Publication Type:Journal Article
Source:Eur J Neurosci, Volume 33, Issue 10, p.1823-31 (2011)
Keywords:1-Methyl-4-phenyl-1,2,3,6-tetrahydropyridine, Animals, Antiparkinson Agents, Behavior, Animal, Biogenic Amines, Brain, Dopamine Agents, Dyskinesia, Drug-Induced, Ergolines, Female, Humans, Ketanserin, Levodopa, Macaca, Parkinsonian Disorders, Receptor, Serotonin, 5-HT2A
Levodopa-induced dyskinesias (LIDs) are abnormal involuntary movements induced by the chronic use of levodopa (l-Dopa) limiting the quality of life of Parkinson's disease (PD) patients. We evaluated changes of the serotonin 5-HT(2A) receptors in control monkeys, in 1-methyl-4-phenyl-1,2,3,6-tetrahydropyridine (MPTP)-lesioned monkeys and in l-Dopa-treated MPTP monkeys, without or with adjunct treatments to inhibit the expression of LID: CI-1041, a selective NR1A/2B subunit antagonist of glutamate N-methyl-d-aspartic acid (NMDA) receptor, or Cabergoline, a long-acting dopamine D(2) receptor agonist.
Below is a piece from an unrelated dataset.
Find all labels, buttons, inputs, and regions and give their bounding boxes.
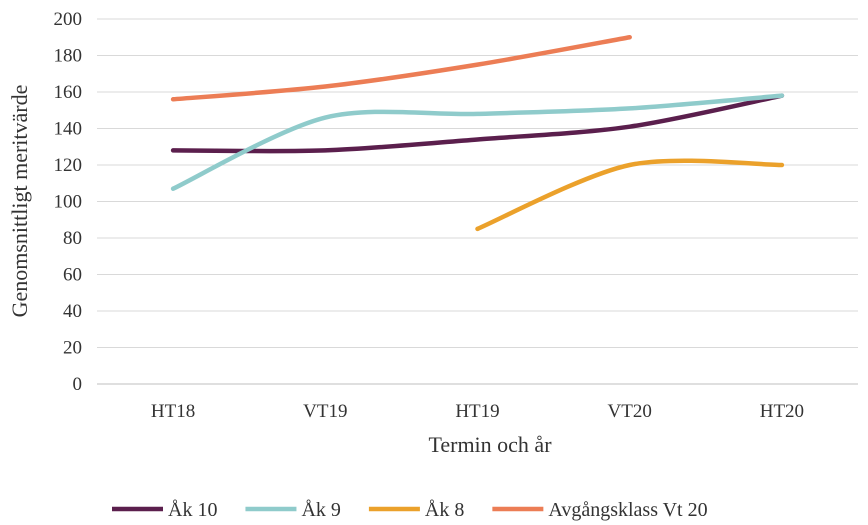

All treatments were administered for 1 month and animals were killed 24 h after the last dose of l-Dopa. Striatal concentrations of serotonin were decreased in all MPTP monkeys investigated, as measured by high-performance liquid chromatography. [(3) H]Ketanserin-specific binding to 5-HT(2A) receptors was measured by autoradiography. l-Dopa treatment that induced dyskinesias increased 5-HT(2A) receptor-specific binding in the caudate nucleus and the anterior cingulate gyrus (AcgG) compared with control monkeys. Moreover, [(3) H]Ketanserin-specific binding was increased in the dorsomedial caudate nucleus in l-Dopa-treated MPTP monkeys compared with saline-treated MPTP monkeys. Nondyskinetic monkeys treated with CI-1041 or Cabergoline showed low 5-HT(2A) -specific binding in the posterior dorsomedial caudate nucleus and the anterior AcgG compared with dyskinetic monkeys. No significant difference in 5-HT(2A) receptor binding was observed in any brain regions examined in saline-treated MPTP monkeys compared with control monkeys. These results confirm the involvement of serotonergic pathways and the glutamate/serotonin interactions in LID. They also support targeting 5-HT(2A) receptors as a potential treatment for LID.